Братья переглянулись. Свекровь покачала головой:

— Врач запретил тебе выходить минимум неделю. А телефон… — она вздохнула. — Ты разбила его во время приступа. Мы заказали новый, привезут на днях.

Ложь. Я видела это по её глазам. Ни один мускул на лице не дрогнул, но глаза выдали — холодные, расчётливые.

— Я хочу выйти, — повторила я, поднимаясь со стула.

— Нет, Катя, — голос свекрови стал жёстче. — Тебе нельзя.

Игорь встал, загораживая путь к двери. Его лицо выражало напускную заботу, но поза была угрожающей. Я медленно обошла стол, двигаясь к выходу из кухни.

— Не глупи, Катя, — Станислав шагнул ко мне. — Мы же заботимся о тебе. Ты сейчас не в себе.

Я бросилась вперёд, оттолкнув его. Добежала до входной двери, схватилась за ручку, дёрнула. Заперто. Принялась лихорадочно шарить в кармане домашнего халата — ключи всегда были там. Пусто.

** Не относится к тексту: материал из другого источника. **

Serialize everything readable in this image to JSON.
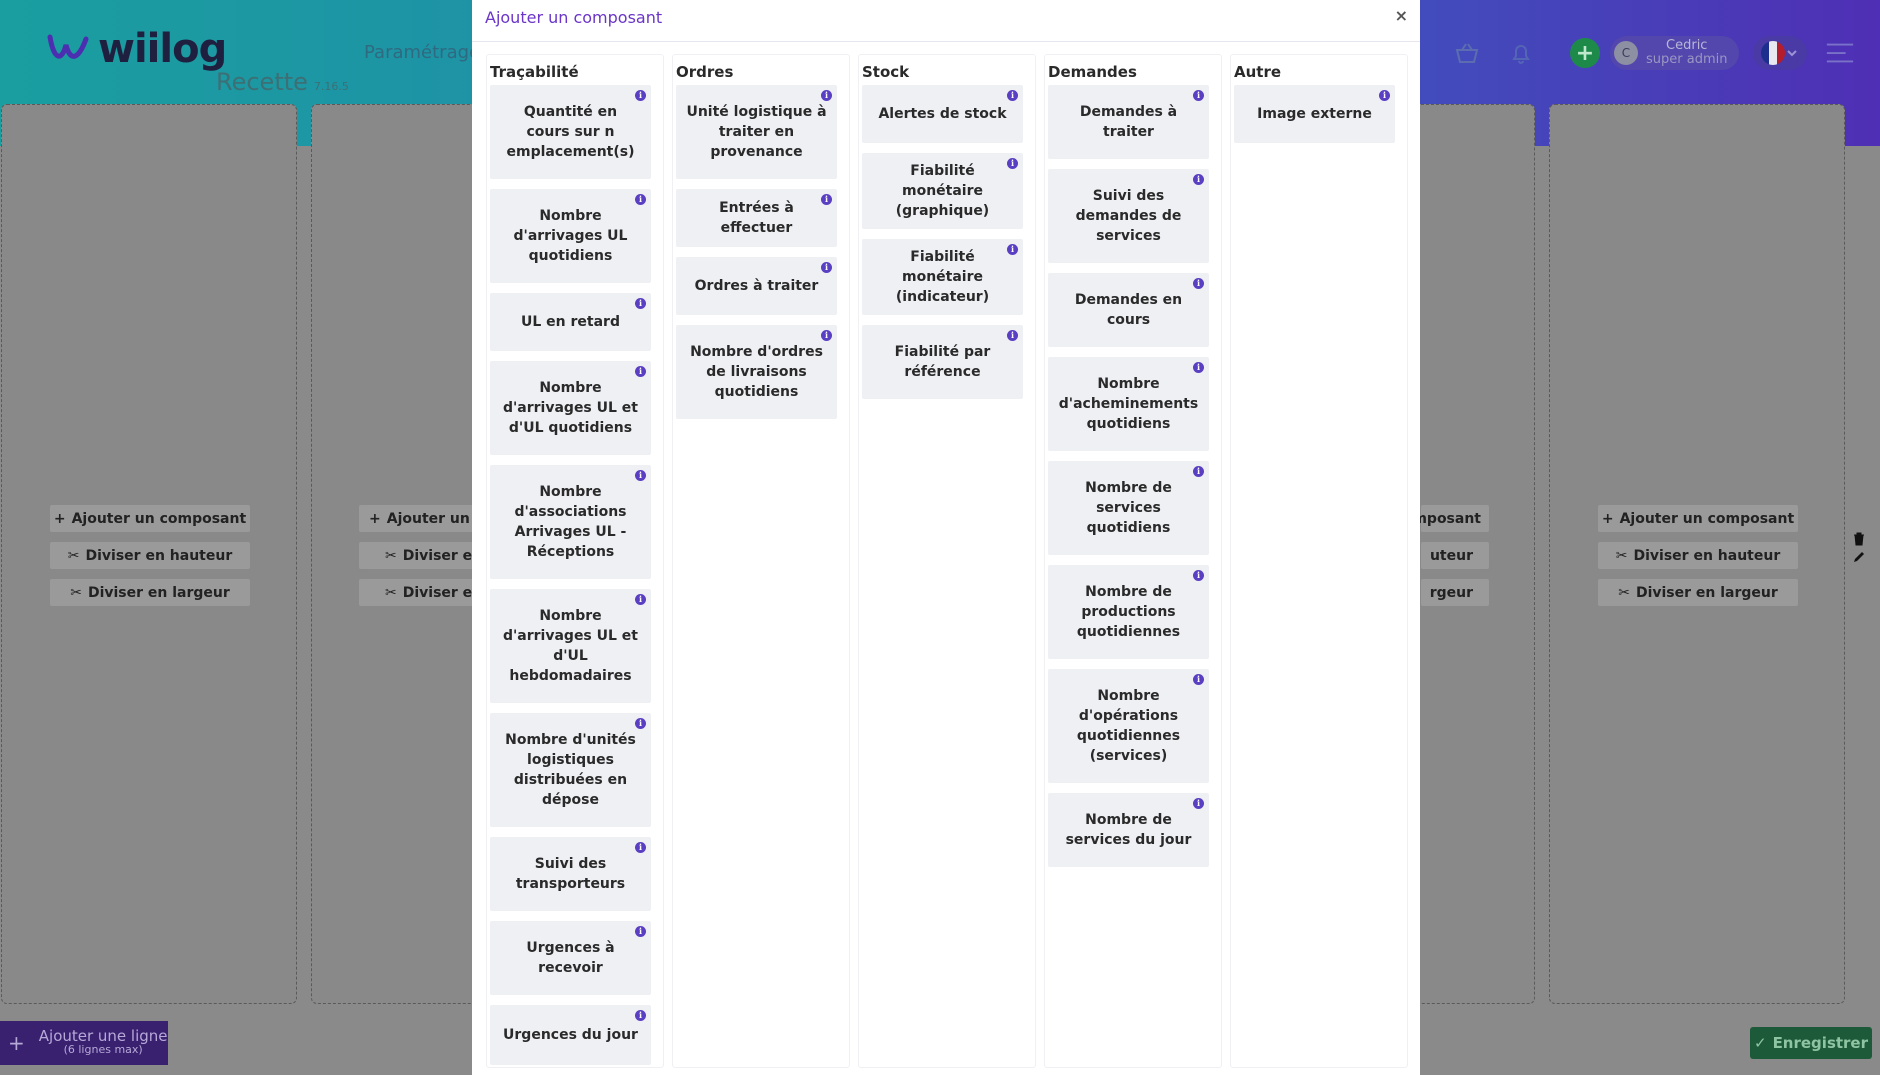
{
  "app": {
    "logo_text": "wiilog",
    "env_label": "Recette",
    "env_version": "7.16.5",
    "nav_item": "Paramétrage",
    "user": {
      "initial": "C",
      "name": "Cedric",
      "role": "super admin"
    },
    "colors": {
      "accent": "#6a35c8",
      "info": "#5a3fc2",
      "save": "#1d5a3a"
    }
  },
  "grid": {
    "actions": {
      "add": "Ajouter un composant",
      "split_height": "Diviser en hauteur",
      "split_width": "Diviser en largeur"
    },
    "partial_left": {
      "add": "Ajouter un c",
      "split_height": "Diviser en",
      "split_width": "Diviser en"
    },
    "partial_right": {
      "add": "mposant",
      "split_height": "uteur",
      "split_width": "rgeur"
    },
    "add_line": "Ajouter une ligne",
    "add_line_sub": "(6 lignes max)",
    "save": "Enregistrer"
  },
  "modal": {
    "title": "Ajouter un composant",
    "close": "×",
    "categories": [
      {
        "title": "Traçabilité",
        "items": [
          "Quantité en cours sur n emplacement(s)",
          "Nombre d'arrivages UL quotidiens",
          "UL en retard",
          "Nombre d'arrivages UL et d'UL quotidiens",
          "Nombre d'associations Arrivages UL - Réceptions",
          "Nombre d'arrivages UL et d'UL hebdomadaires",
          "Nombre d'unités logistiques distribuées en dépose",
          "Suivi des transporteurs",
          "Urgences à recevoir",
          "Urgences du jour"
        ]
      },
      {
        "title": "Ordres",
        "items": [
          "Unité logistique à traiter en provenance",
          "Entrées à effectuer",
          "Ordres à traiter",
          "Nombre d'ordres de livraisons quotidiens"
        ]
      },
      {
        "title": "Stock",
        "items": [
          "Alertes de stock",
          "Fiabilité monétaire (graphique)",
          "Fiabilité monétaire (indicateur)",
          "Fiabilité par référence"
        ]
      },
      {
        "title": "Demandes",
        "items": [
          "Demandes à traiter",
          "Suivi des demandes de services",
          "Demandes en cours",
          "Nombre d'acheminements quotidiens",
          "Nombre de services quotidiens",
          "Nombre de productions quotidiennes",
          "Nombre d'opérations quotidiennes (services)",
          "Nombre de services du jour"
        ]
      },
      {
        "title": "Autre",
        "items": [
          "Image externe"
        ]
      }
    ]
  }
}
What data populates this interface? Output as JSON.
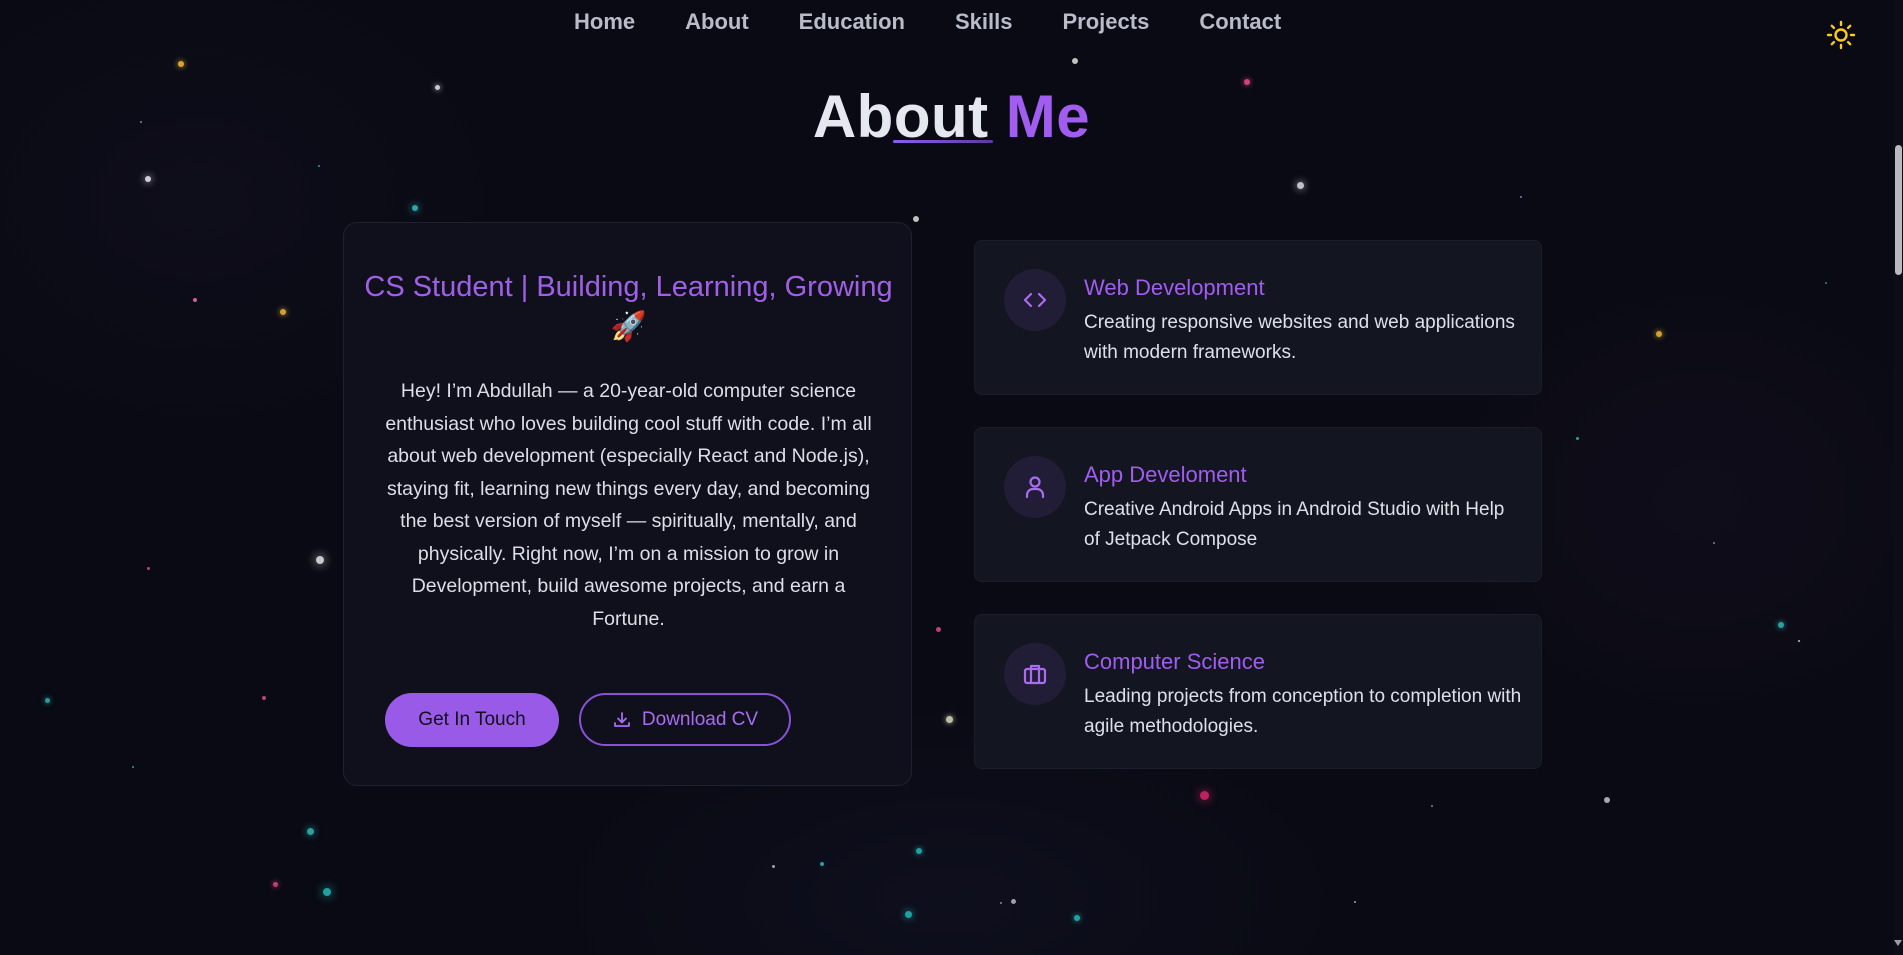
{
  "nav": {
    "links": [
      "Home",
      "About",
      "Education",
      "Skills",
      "Projects",
      "Contact"
    ],
    "theme_icon": "sun-icon"
  },
  "section": {
    "title_part1": "About",
    "title_part2": "Me"
  },
  "intro": {
    "heading": "CS Student | Building, Learning, Growing 🚀",
    "text": "Hey! I’m Abdullah — a 20-year-old computer science enthusiast who loves building cool stuff with code. I’m all about web development (especially React and Node.js), staying fit, learning new things every day, and becoming the best version of myself — spiritually, mentally, and physically. Right now, I’m on a mission to grow in Development, build awesome projects, and earn a Fortune.",
    "primary_button": "Get In Touch",
    "secondary_button": "Download CV",
    "secondary_icon": "download-icon"
  },
  "services": [
    {
      "title": "Web Development",
      "description": "Creating responsive websites and web applications with modern frameworks.",
      "icon": "code-icon"
    },
    {
      "title": "App Develoment",
      "description": "Creative Android Apps in Android Studio with Help of Jetpack Compose",
      "icon": "user-icon"
    },
    {
      "title": "Computer Science",
      "description": "Leading projects from conception to completion with agile methodologies.",
      "icon": "briefcase-icon"
    }
  ],
  "colors": {
    "accent": "#a15cf0",
    "background": "#090a13",
    "card": "#131520",
    "sun": "#facc15"
  }
}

— Ищешь это? — Ольга Алексеевна стояла в дверном проёме гостиной, покачивая связкой ключей на пальце. — Больше они тебе не понадобятся.

— Что? — я замерла. — Что это значит?

— Это значит, — она сделала шаг вперёд, и её лицо изменилось — маска заботы спала, обнажив хищный оскал, — что мы поменяли все замки. Пока ты спала под снотворным.

И теперь этот дом снова принадлежит нашей семье.

— Но дом мой! — я почувствовала, как сердце бешено колотится. — По закону, по завещанию Андрея…

— Завещания больше нет, — её улыбка стала шире. — Как и документов о собственности с твоим именем. Но не волнуйся, мы не выгоним тебя на улицу. Можешь жить в гостевой комнате… Пока мы не решим иначе.

Братья встали позади неё — молчаливые стражи. Их лица были бесстрастными, как у манекенов.

— Вы не можете, — прошептала я. — Это незаконно. Я заявлю в полицию.

— Чем? — свекровь рассмеялась. — У тебя нет телефона. Нет доступа к компьютеру.

Соседи думают, что у тебя нервный срыв, и мы заботливо ухаживаем за тобой. Кто поверит женщине с расстройством психики?

Я смотрела на них и понимала: всё это было спланировано давно. Возможно, ещё при жизни Андрея. Дождались, усыпили мою бдительность, а теперь…

— Станислав, проводи Катю в её новую комнату, — распорядилась свекровь, пряча ключи в карман. — Она должна отдохнуть и осознать новую реальность.

Стас шагнул ко мне, взял под локоть. Его пальцы впились в кожу, причиняя боль. Я выдернула руку и отступила к лестнице.

— Вы пожалеете об этом, — сказала я, чувствуя, как внутри поднимается ярость, вытесняя страх. — Клянусь, вы пожалеете.

Гостевая комната на втором этаже стала моей темницей. Десять шагов от стены к стене, узкая кровать, платяной шкаф и тумбочка — вот и всё пространство, которое мне оставили в моём доме.

Вещи перенесли из спальни — одежду, расчёску, крем для рук. Словно готовились к моему переселению заранее.

Станислав запер дверь снаружи. Я слышала, как поворачивается ключ в замке — мягкий металлический звук, отсекающий свободу.

Первый инстинкт — колотить в дверь, кричать, звать на помощь. Но разум подсказывал: бесполезно.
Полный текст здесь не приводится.